The legal posture of the case is now likely to shape the next phase as much as the facts of the death itself. Federal prosecutors on Monday asked the court to revisit the earlier release order and argued that the defendant should be detained pending trial. In a filing described by the Associated Press, prosecutors said the allegations showed dangerousness and pointed to the lack of any known history of conflict between the accused and Kepner, who had been raised in the same family. Defense lawyers had not publicly responded by Monday to messages seeking comment on the new charges. Because the alleged crimes took place in international waters and involve a minor charged as an adult, the case stands out even within federal court, where juvenile defendants are only rarely prosecuted in this way.
The setting aboard the Carnival Horizon adds another layer to the case. Cruise ships operate as tightly managed spaces with passenger logs, room access records, security systems and crews trained to respond when emergencies happen before a ship reaches port. Yet investigators have not publicly said what shipboard evidence they collected, whether surveillance footage captured movement near the cabin, or when other family members last saw Kepner alive. What is known is that her body was found before the voyage ended and that the ship was headed back to Miami when the alleged crimes occurred. Carnival has not been accused of wrongdoing in the charging documents, and the case so far has centered on the defendant, the family cabin and the federal investigation that followed.
Christopher Kepner, Anna’s father, said in a statement that the family is placing its “trust in the justice system to pursue the truth with care and integrity.” He also said the family was troubled that, despite the seriousness of the charges, the teen had not been taken back into custody as of Monday.
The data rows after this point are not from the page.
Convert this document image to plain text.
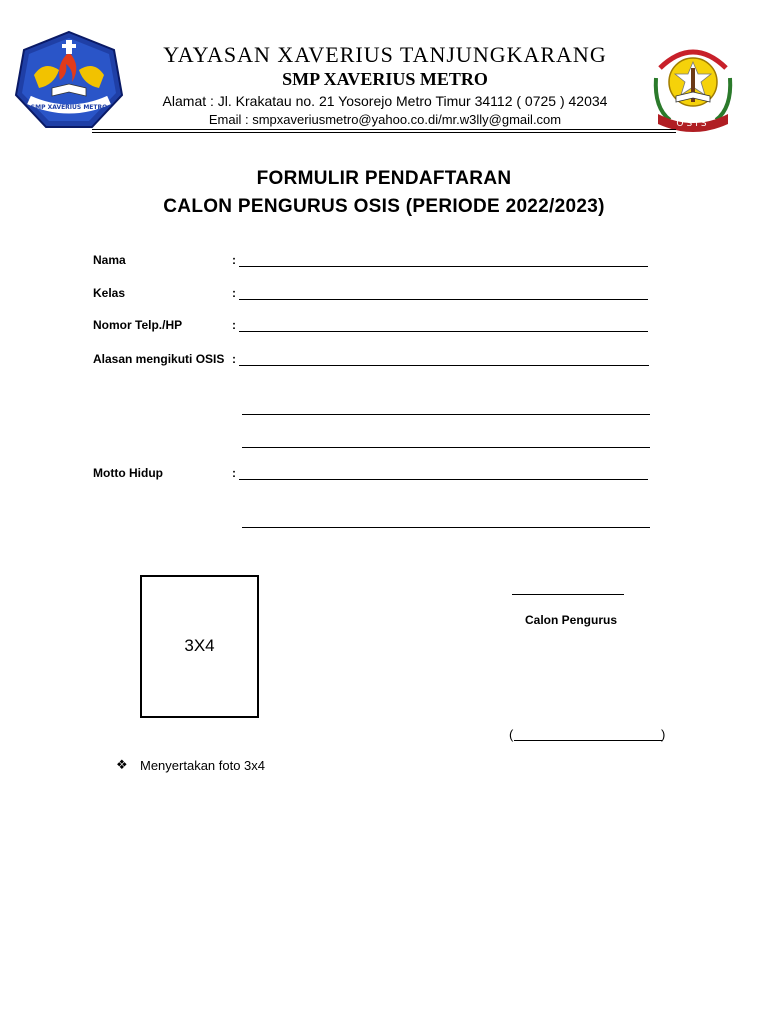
SMP XAVERIUS METRO
OSIS
YAYASAN XAVERIUS TANJUNGKARANG
SMP XAVERIUS METRO
Alamat : Jl. Krakatau no. 21 Yosorejo Metro Timur 34112 ( 0725 ) 42034
Email : smpxaveriusmetro@yahoo.co.di/mr.w3lly@gmail.com
FORMULIR PENDAFTARAN
CALON PENGURUS OSIS (PERIODE 2022/2023)
Nama	:
Kelas	:
Nomor Telp./HP	:
Alasan mengikuti OSIS :
Motto Hidup	:
3X4
Calon Pengurus
(	)
❖ Menyertakan foto 3x4
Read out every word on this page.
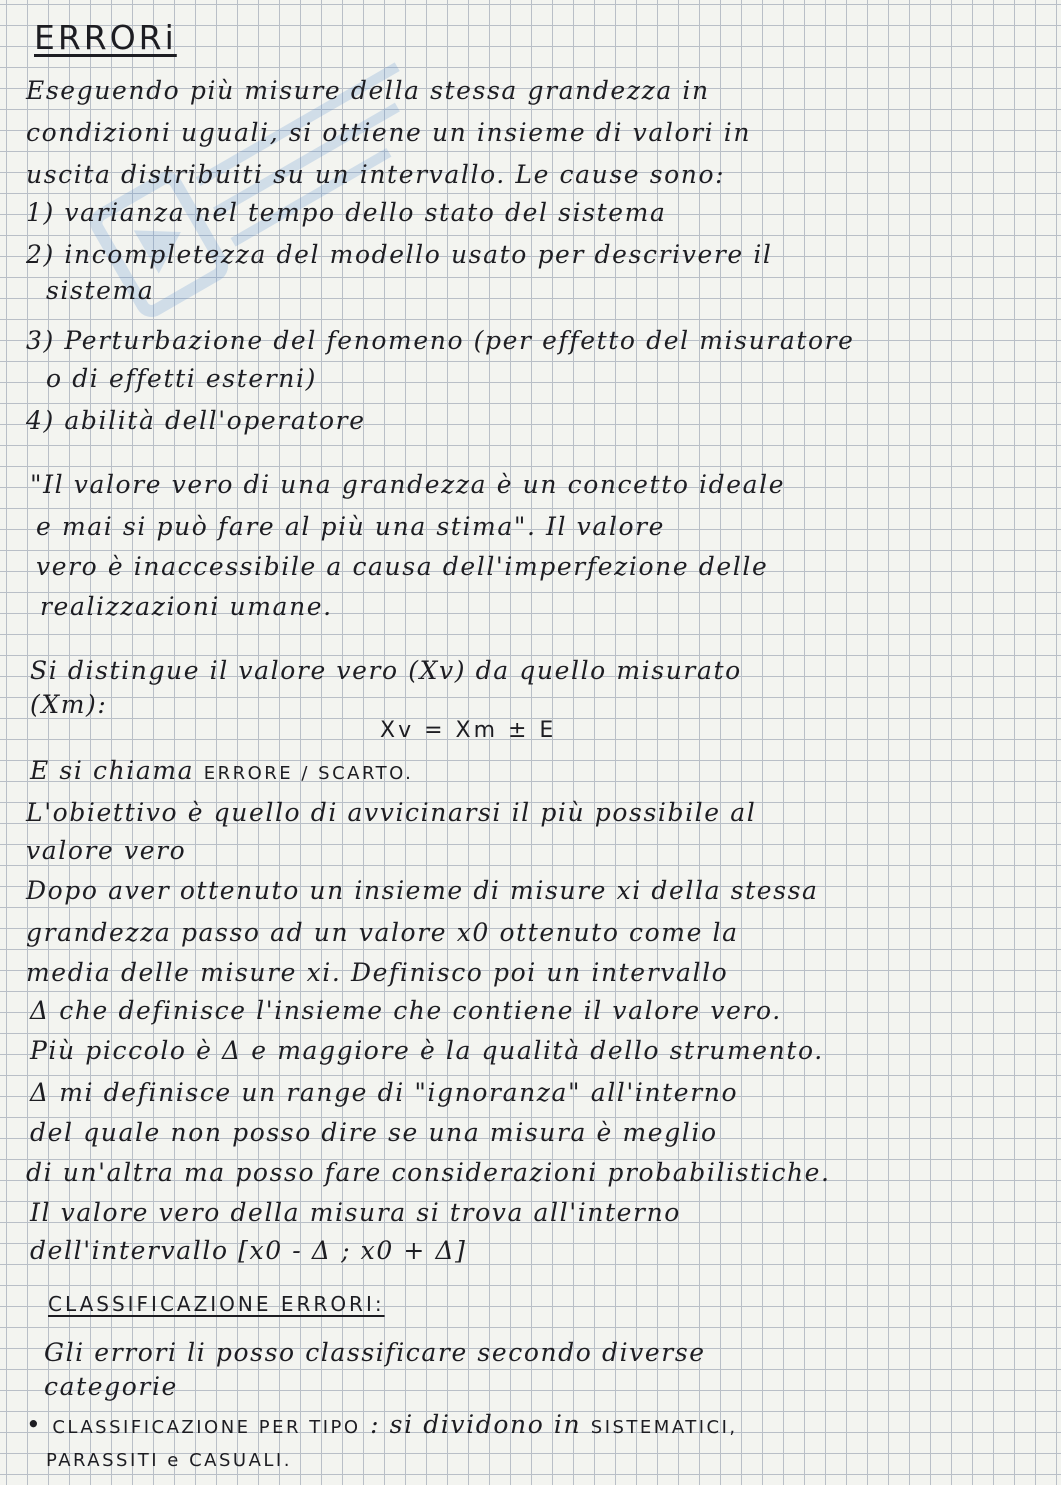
ERRORi
Eseguendo più misure della stessa grandezza in
condizioni uguali, si ottiene un insieme di valori in
uscita distribuiti su un intervallo. Le cause sono:
1) varianza nel tempo dello stato del sistema
2) incompletezza del modello usato per descrivere il
sistema
3) Perturbazione del fenomeno (per effetto del misuratore
o di effetti esterni)
4) abilità dell'operatore
"Il valore vero di una grandezza è un concetto ideale
e mai si può fare al più una stima". Il valore
vero è inaccessibile a causa dell'imperfezione delle
realizzazioni umane.
Si distingue il valore vero (Xv) da quello misurato
(Xm):
Xv = Xm ± E
E si chiama ERRORE / SCARTO.
L'obiettivo è quello di avvicinarsi il più possibile al
valore vero
Dopo aver ottenuto un insieme di misure xi della stessa
grandezza passo ad un valore x0 ottenuto come la
media delle misure xi. Definisco poi un intervallo
Δ che definisce l'insieme che contiene il valore vero.
Più piccolo è Δ e maggiore è la qualità dello strumento.
Δ mi definisce un range di "ignoranza" all'interno
del quale non posso dire se una misura è meglio
di un'altra ma posso fare considerazioni probabilistiche.
Il valore vero della misura si trova all'interno
dell'intervallo [x0 - Δ ; x0 + Δ]
CLASSIFICAZIONE ERRORI:
Gli errori li posso classificare secondo diverse
categorie
• CLASSIFICAZIONE PER TIPO : si dividono in SISTEMATICI,
PARASSITI e CASUALI.
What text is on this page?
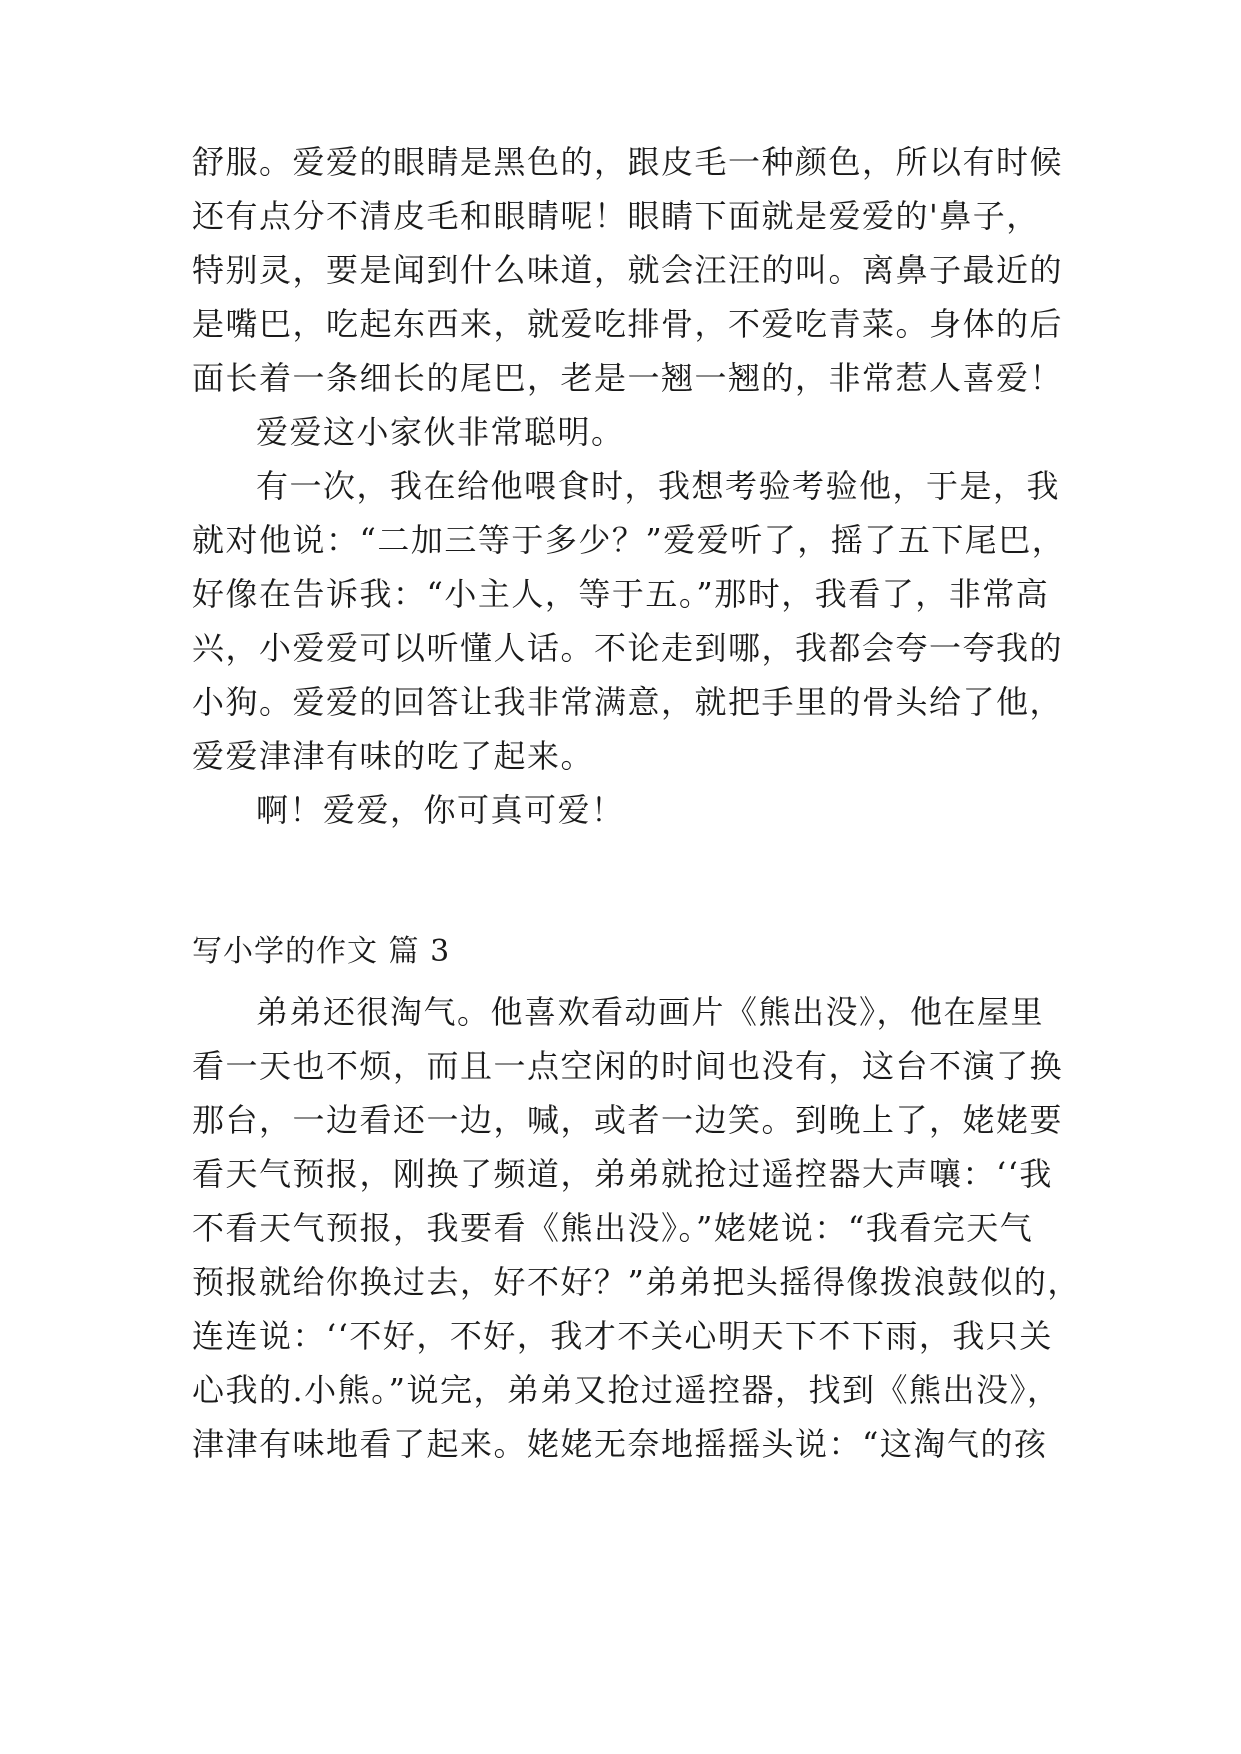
舒服。爱爱的眼睛是黑色的，跟皮毛一种颜色，所以有时候
还有点分不清皮毛和眼睛呢！眼睛下面就是爱爱的'鼻子，
特别灵，要是闻到什么味道，就会汪汪的叫。离鼻子最近的
是嘴巴，吃起东西来，就爱吃排骨，不爱吃青菜。身体的后
面长着一条细长的尾巴，老是一翘一翘的，非常惹人喜爱！
爱爱这小家伙非常聪明。
有一次，我在给他喂食时，我想考验考验他，于是，我
就对他说：“二加三等于多少？”爱爱听了，摇了五下尾巴，
好像在告诉我：“小主人，等于五。”那时，我看了，非常高
兴，小爱爱可以听懂人话。不论走到哪，我都会夸一夸我的
小狗。爱爱的回答让我非常满意，就把手里的骨头给了他，
爱爱津津有味的吃了起来。
啊！爱爱，你可真可爱！
写小学的作文 篇 3
弟弟还很淘气。他喜欢看动画片《熊出没》，他在屋里
看一天也不烦，而且一点空闲的时间也没有，这台不演了换
那台，一边看还一边，喊，或者一边笑。到晚上了，姥姥要
看天气预报，刚换了频道，弟弟就抢过遥控器大声嚷：‘‘我
不看天气预报，我要看《熊出没》。”姥姥说：“我看完天气
预报就给你换过去，好不好？”弟弟把头摇得像拨浪鼓似的，
连连说：‘‘不好，不好，我才不关心明天下不下雨，我只关
心我的.小熊。”说完，弟弟又抢过遥控器，找到《熊出没》，
津津有味地看了起来。姥姥无奈地摇摇头说：“这淘气的孩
That tension has become one of the most closely watched parts of the case: not only whether prosecutors can prove murder and sexual abuse charges in court, but whether the accused will remain free while the case moves ahead. For now, the federal indictment has shifted the case into a new stage, with adult prosecution, possible renewed detention and a sharper public focus on what happened aboard the ship.
The case stood Monday with adult charges filed, prosecutors seeking tougher pretrial conditions and investigators still withholding many details. The next milestone is the court’s response to the government’s detention request and the scheduling of the next federal hearing in Miami.
Author note: Last updated April 13, 2026.